2013 Bassmaster Classic Grand Lake O' the Cherokees - Tulsa, OK, Feb 22 - 24, 2013

2013 Classic: Weather or not

A weekend forecast from a pro

Chris Lane
Doug Cox
2012 Classic champ Chris Lane and Dick Faurot, resident meteorologist for KOTV Channel 6, talk about Oklahoma's volatile weather patterns as Faurot checks out the storage on Lane's boat.

About the author

Pete Robbins

Pete Robbins

Veteran outdoor writer Pete Robbins provides a fan's perspective of B.A.S.S. complemented by an insider's knowledge of the sport. Follow him on Twitter @fishywriting

TULSA, Okla. — As 53 anglers filed onto the Tulsa Fairgrounds for Media Day, the buzz was not about lures or boats or Bassmaster Classic swag. Instead, they all played amateur meteorologist, trying to guesstimate the conditions that will confront them on the water tomorrow.

Their efforts may prove to be accurate, but then again they may not. Despite substantial technological advancements in recent years, February weather in Oklahoma remains an imperfect science.

“If you try to predict the weather here this time of year, you’re either a fool or you’re from out of state,” Dick Faurot said.

He should know. He’s the resident meteorologist for KOTV Channel 6, the local CBS affiliate. He received his Master’s degree in meteorology from the University of Oklahoma and after a brief sojourn to Louisiana he’s been back in the Sooner State since 1993. He’s also an avid bass angler.

The state’s volatile weather results from its position at a crossroads of sorts. It receives the tail end of the precipitation that comes up through the Gulf. Once it arrives here, it combines with weather systems moving out of the Rocky Mountains to create a quickly-changing mix.

On top of that, Faurot said, “There’s nothing between here and the North Pole except a couple of barbed wire fences.”

The result is that it may be below 20 degrees at take-off tomorrow, but will likely rise up over 60 on Sunday afternoon.

“That’s the nice thing about our latitude,” he said. “Even when we get bad weather, it doesn’t hang around long. A couple of years ago it got down to 31 degrees below and a week later it got up to 79. That’s a swing of 110 degrees.”

At the low end of that swing, Faurot caught a fish through the ice in his pond, if nothing else just to say he had done it.

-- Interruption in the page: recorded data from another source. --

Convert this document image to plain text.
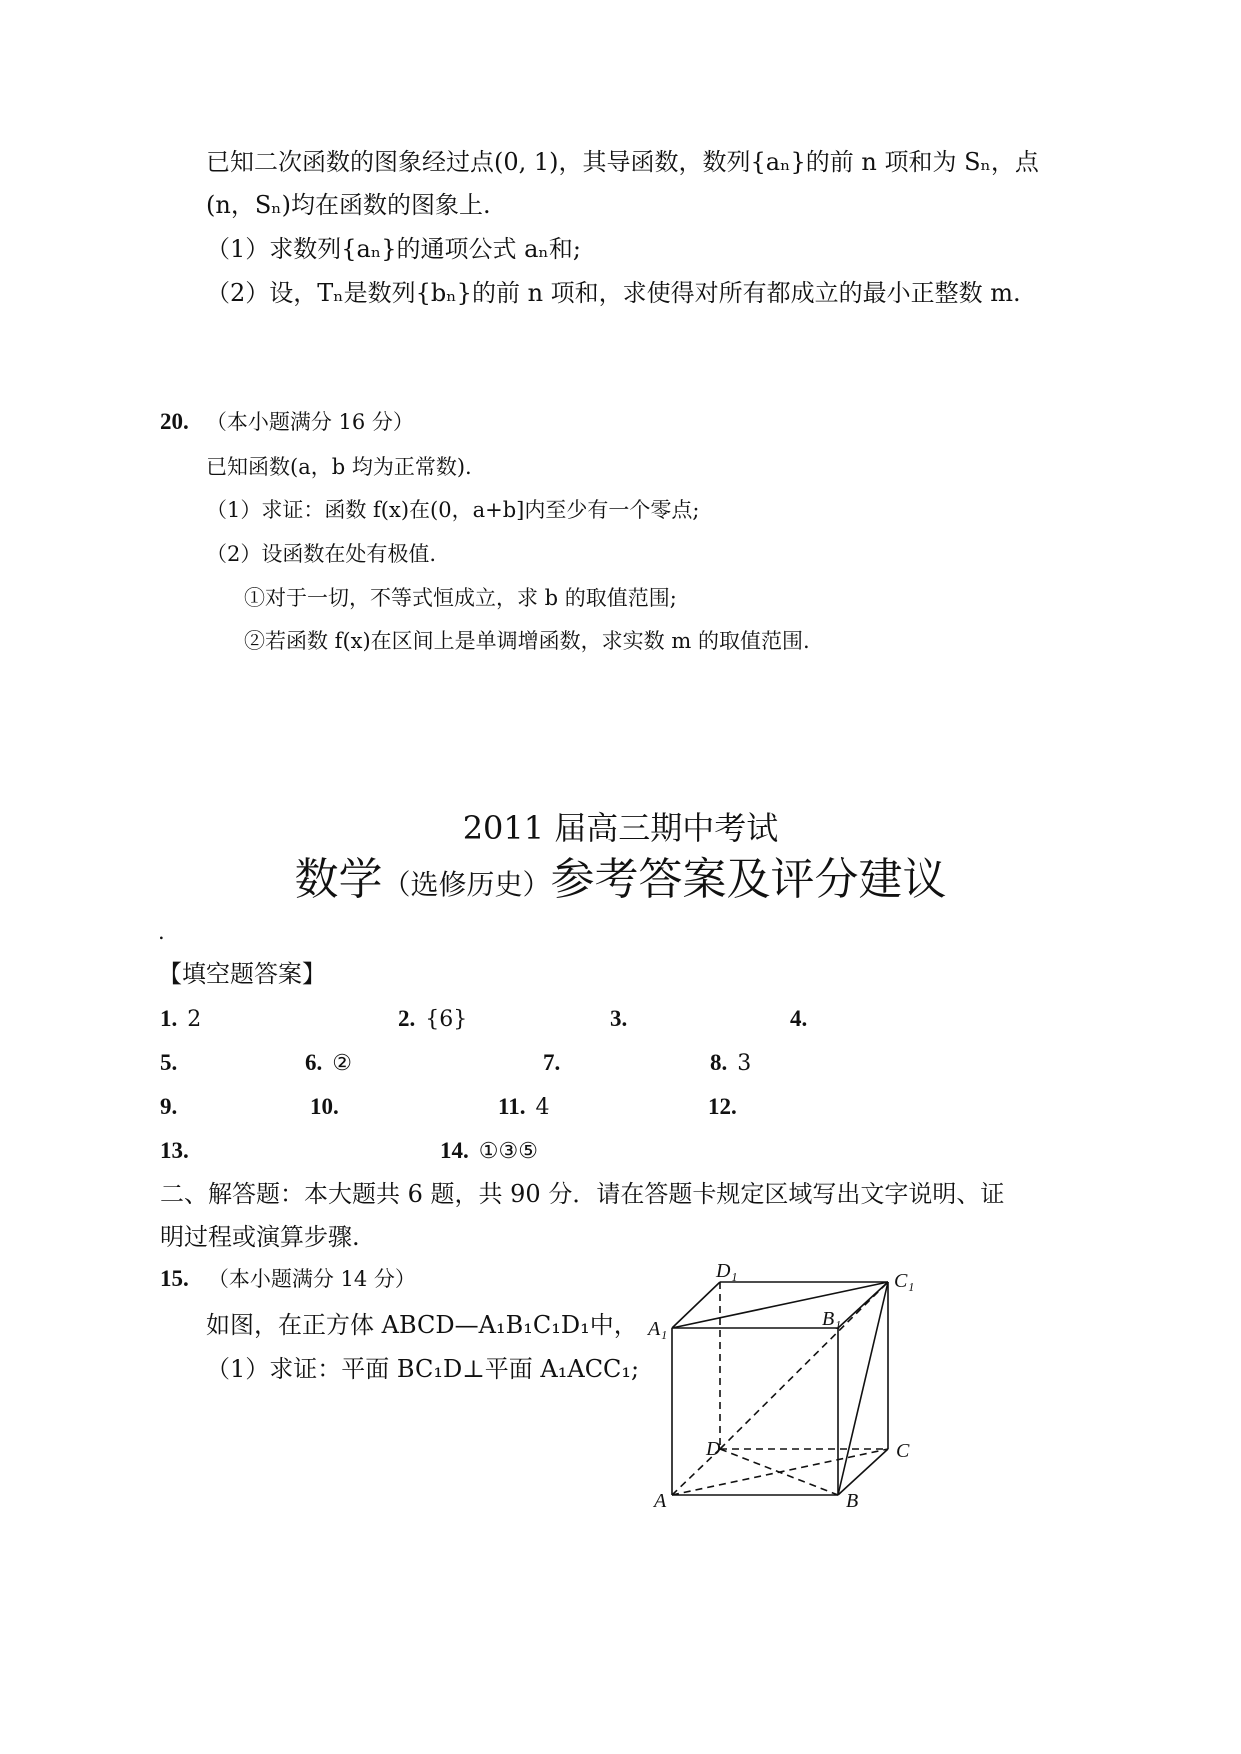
已知二次函数的图象经过点(0, 1)，其导函数，数列{aₙ}的前 n 项和为 Sₙ，点
(n，Sₙ)均在函数的图象上.
（1）求数列{aₙ}的通项公式 aₙ和;
（2）设，Tₙ是数列{bₙ}的前 n 项和，求使得对所有都成立的最小正整数 m.
20. （本小题满分 16 分）
已知函数(a，b 均为正常数).
（1）求证：函数 f(x)在(0，a+b]内至少有一个零点;
（2）设函数在处有极值.
①对于一切，不等式恒成立，求 b 的取值范围;
②若函数 f(x)在区间上是单调增函数，求实数 m 的取值范围.
2011 届高三期中考试
数学（选修历史）参考答案及评分建议
.
【填空题答案】
1. 2	2. {6}	3.	4.
5.	6. ②	7.	8. 3
9.	10.	11. 4	12.
13.	14. ①③⑤
二、解答题：本大题共 6 题，共 90 分．请在答题卡规定区域写出文字说明、证
明过程或演算步骤.
15. （本小题满分 14 分）
如图，在正方体 ABCD—A₁B₁C₁D₁中，
（1）求证：平面 BC₁D⊥平面 A₁ACC₁;
A₁
D₁	C₁
B₁
D	C
A	B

The lesson to be learned, though, is that the inclement weather “affects the fishermen a lot more than it affects the fish.”

While the Classic contenders may not like the unpredictable weather, for the most part they’ve learned to deal with it. After all, if their fish don’t bite during one set of conditions, they need only wait an hour or two to get the ones they want. It’s a variable they can’t control, but one they can plan for nonetheless.